The Center for Pelvic Health is a referral center and works with patients' primary care physicians for treatment.

== Women's health ==
The hospitals within the Saint Thomas Health Services network collaborate to offer a wide range of women's health services, encompassing gynecology, breast health, pelvic health, and birthing services. Additionally, St. Thomas – Midtown Hospital houses a level III neonatal intensive care unit.

== Cancer program ==
Saint Thomas Health Services provides treatment and prevention services for a number of forms of cancer, including brain, breast, cervical, colon, lung, ovarian, prostate, uterine and others.

As part of its treatment, the Saint Thomas Health Services Cancer Program partners with institutions, including Cleveland Clinic and Tennessee Oncology, to partake in community-based clinical trials in oncology and related therapies.

In December 2008, Baptist Hospital's cancer program was recognized by the Commission on Cancer of the American College of Surgeons as offering the best in cancer care.
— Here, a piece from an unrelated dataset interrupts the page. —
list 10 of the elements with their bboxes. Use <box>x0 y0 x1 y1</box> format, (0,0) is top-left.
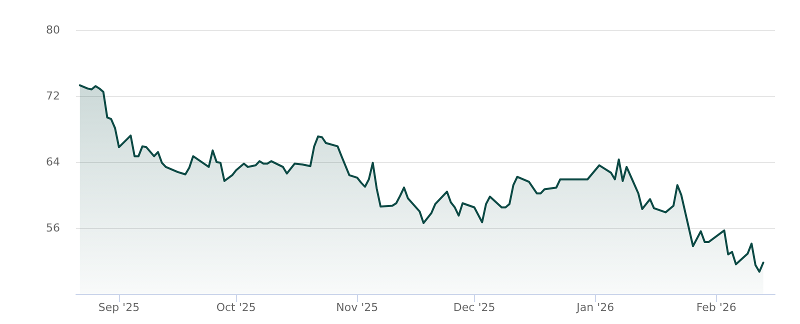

Baptist Hospital received Three-Year Approval with Commendation from the Commission on Cancer.

== Critical care units ==
There are three main intensive care units at St Thomas Midtown Hospital. The Medical ICU, Neuro-Surgical ICU, and the CVICU.

The Medical Intensive Care Unit has 14 beds and treats a variety of critically ill patients. The Surgical Intensive Care Unit also has 14 beds and treats neurological and surgical patients. The CVICU is a new unit developed in 2012 that cares for post-Coronary Artery Bypass patients. A heart doctor from St. Thomas Heart is available in the hospital 24 hours a day, 7 days a week.

In 2008, the Neuro ICU and the Surgical ICU combined their beds to form the current Neuro-Surgical ICU.